The genetic basis of Stargardt disease shows great heterogeneity, with the condition primarily caused by mutations in the ABCA4 gene on chromosome 1. Stargardt's disease has been mapped to chromosome 1p21-p13 in the genetic interval defined by loci D1S424 and D1S236. Previous research has suggested that Stargardt's disease is genetically homogeneous.

Mutations in the ABCA4 gene have also been attributed to some cases of cone-rod dystrophy, retinitis pigmentosa, and age-related macular degeneration, highlighting the complex genetic landscape of retinal disorders.

Economic Burden

Economic Burden of Treating Stargardt Disease in USA and Europe

Based on the available research, there appears to be a significant gap in the published literature regarding the economic burden specifically associated with treating Stargardt macular dystrophy in the United States and European healthcare systems.

Current PubMed-indexed studies have not adequately quantified the direct healthcare costs or indirect societal costs related to the management of this form of juvenile macular degeneration (also known as STGD1 or fundus flavimaculatus).

While there is substantial economic research on age-related macular degeneration (AMD) and its variants, the specific financial impact of treating Stargardt disease remains underdocumented in both North American and European contexts.

This represents an important knowledge gap in understanding the full economic implications of this rare genetic condition on healthcare systems and affected individuals. Future research should address this gap by conducting comprehensive cost analyses that consider:

  • Direct medical costs including diagnostics, genetic testing, specialist consultations, and supportive therapies
  • Indirect costs such as productivity losses, caregiver burden, and quality of life impacts
  • Long-term economic consequences given the typically early onset and progressive nature of Stargardt disease

Healthcare policy makers and insurance providers would benefit from more robust economic data to inform coverage decisions and resource allocation for this patient population.

Study Design Parameters

Study Design Parameters and Endpoints in Key Stargardt Disease Trials

Study Designs

Key Endpoints

Visual Acuity Measurements

Findings from Key Trials

Assistive Technology Evaluation

Drug used in other indications

OCU410ST (AAV5-hRORA) Clinical Trials Beyond Stargardt Disease

Based on a comprehensive review of available information, there is insufficient data to determine what other indications OCU410ST (AAV5-hRORA) is being trialed for beyond Stargardt disease.

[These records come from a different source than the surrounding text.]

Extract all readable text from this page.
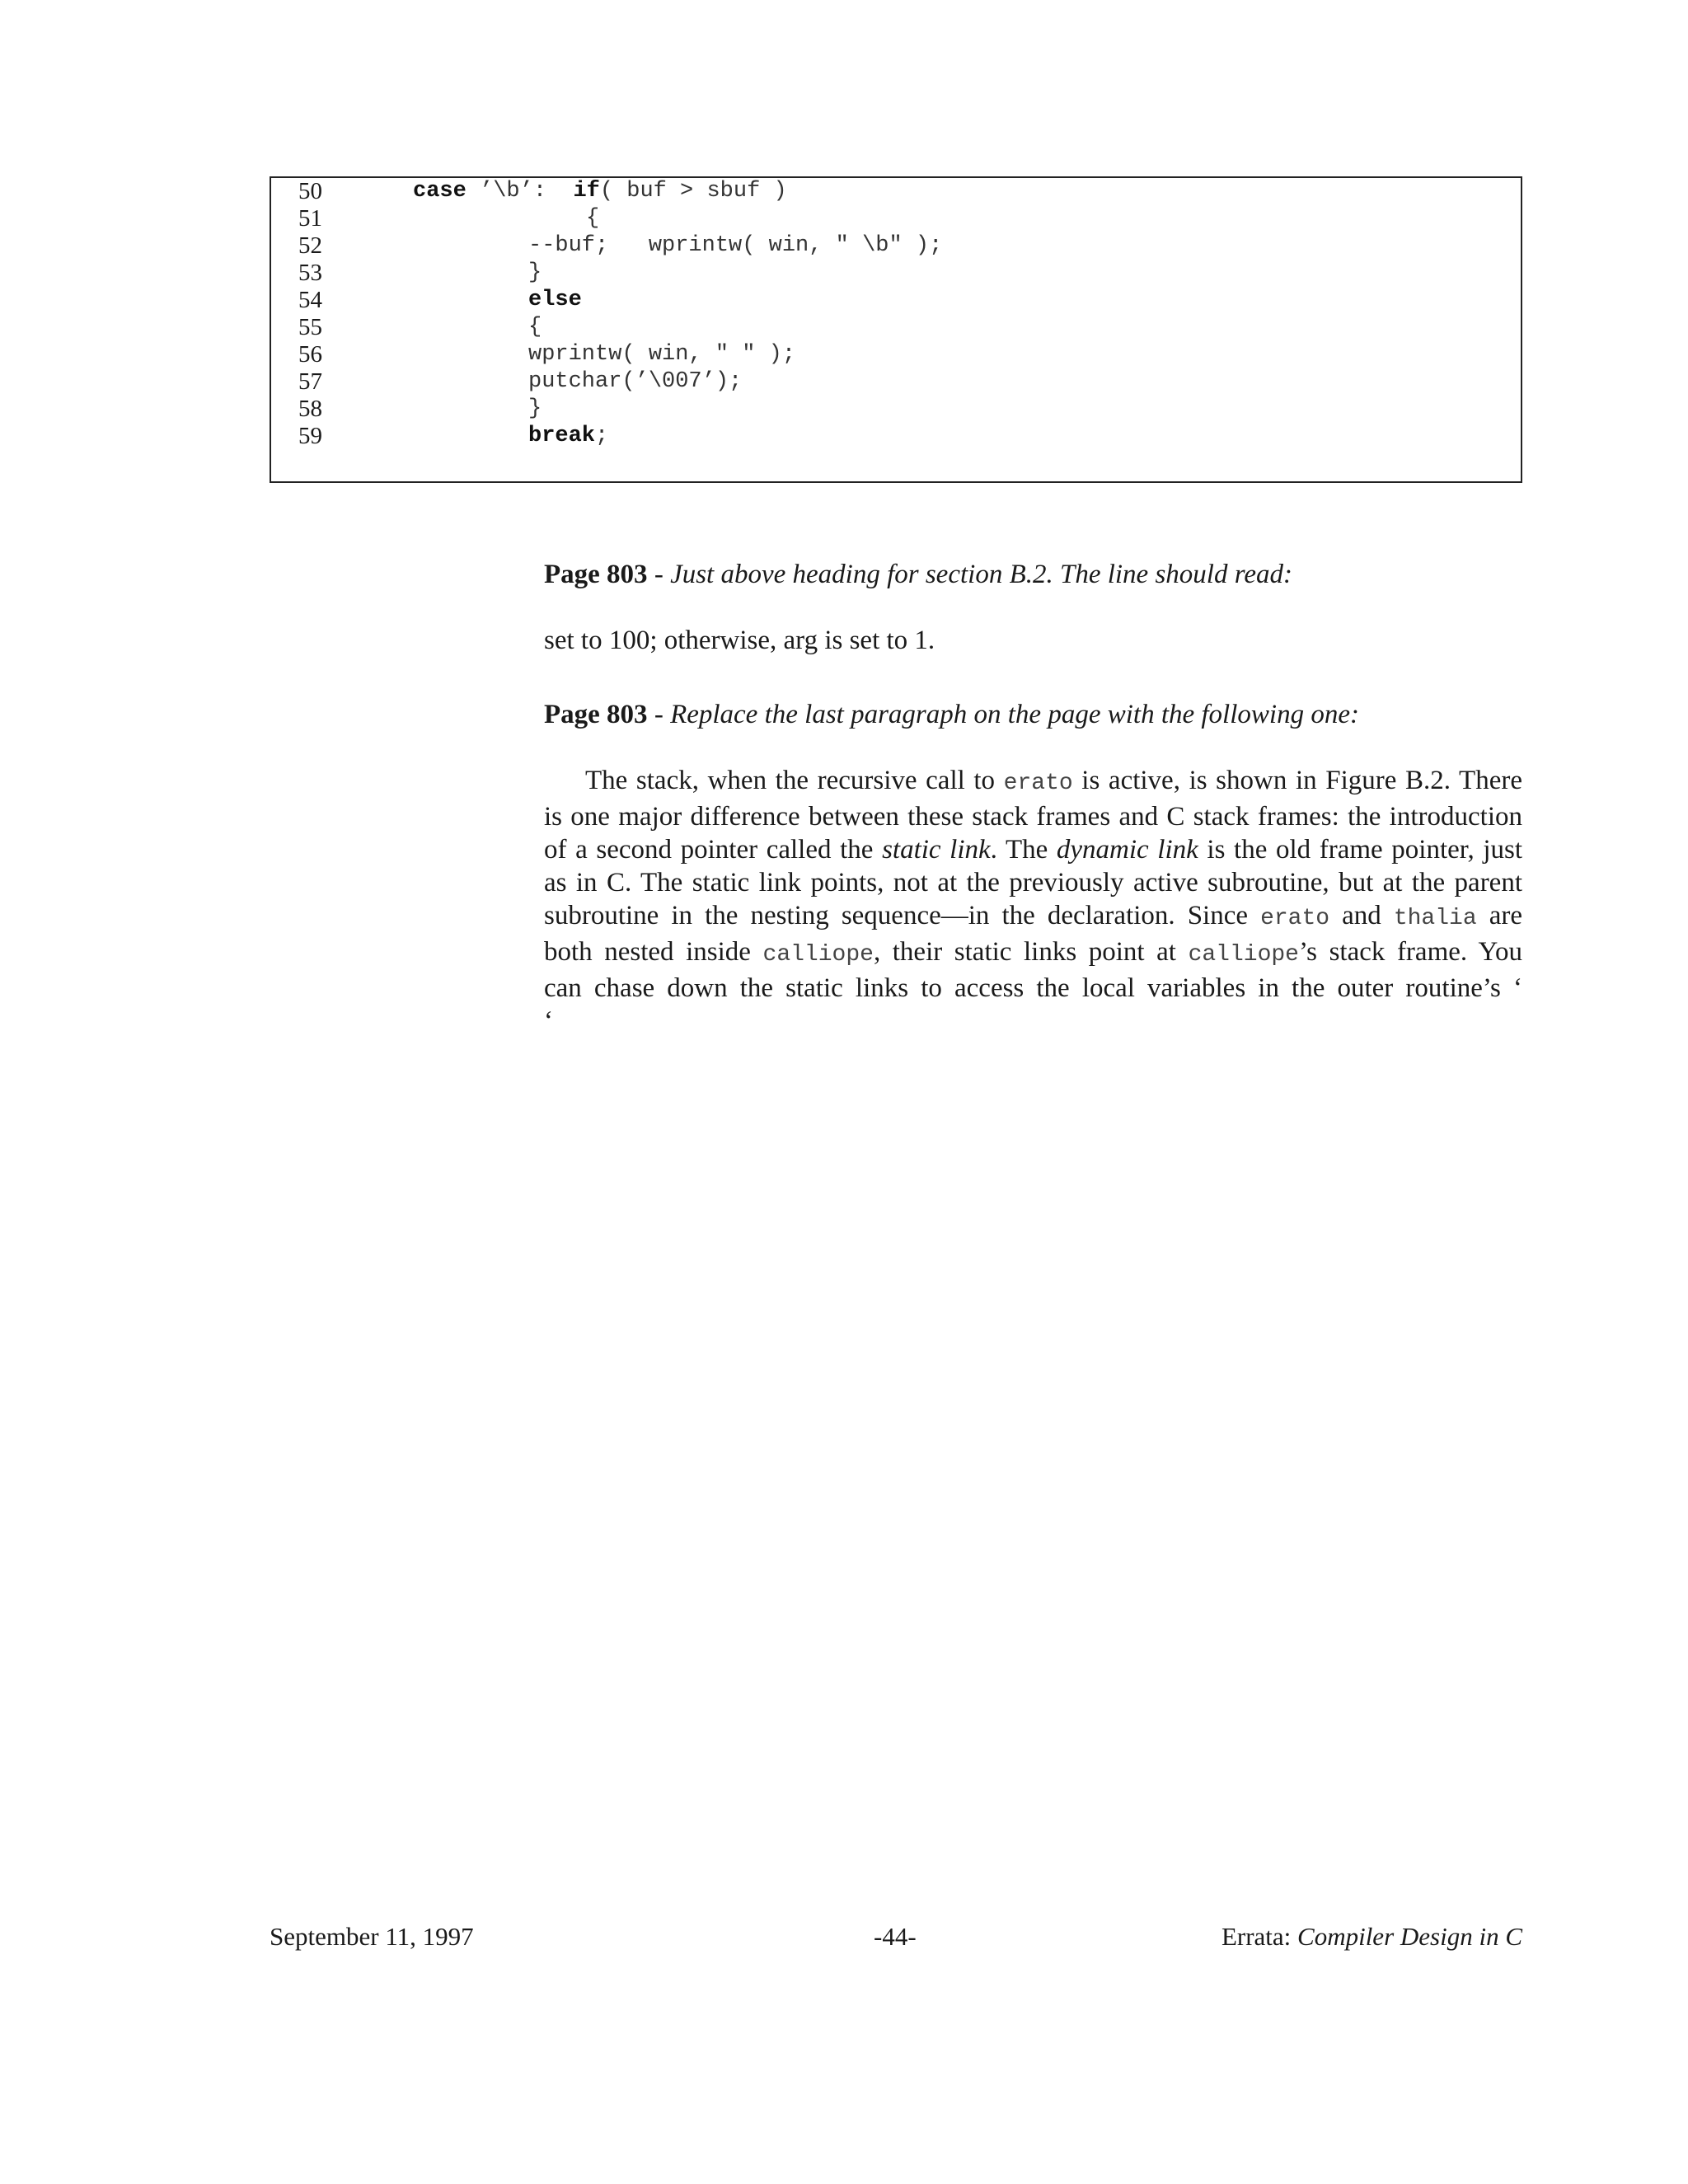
50	case ’\b’:  if( buf > sbuf )
51	{
52	--buf;   wprintw( win, " \b" );
53	}
54	else
55	{
56	wprintw( win, " " );
57	putchar(’\007’);
58	}
59	break;
Page 803 - Just above heading for section B.2. The line should read:
set to 100; otherwise, arg is set to 1.
Page 803 - Replace the last paragraph on the page with the following one:
The stack, when the recursive call to erato is active, is shown in Figure B.2. There
is one major difference between these stack frames and C stack frames: the introduction
of a second pointer called the static link. The dynamic link is the old frame pointer, just
as in C. The static link points, not at the previously active subroutine, but at the parent
subroutine in the nesting sequence—in the declaration. Since erato and thalia are
both nested inside calliope, their static links point at calliope’s stack frame. You
can chase down the static links to access the local variables in the outer routine’s ‘
‘
September 11, 1997	-44-	Errata: Compiler Design in C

The gene therapy product OCU410ST, which utilizes an Adeno-Associated Virus serotype 5 vector carrying the human RAR-related Orphan Receptor A gene, may still be in early development stages for indications beyond Stargardt disease, or such trials may not be publicly registered at this time.

Similarly, without confirmed additional indications, there are no intervention models, dosing regimens, or administration protocols to report for OCU410ST in conditions other than Stargardt disease.

For patients and clinicians interested in this therapeutic approach, it would be advisable to:

As gene therapy for ocular conditions continues to advance, new applications for promising candidates like OCU410ST may emerge in the treatment landscape for inherited retinal diseases and other ophthalmologic conditions.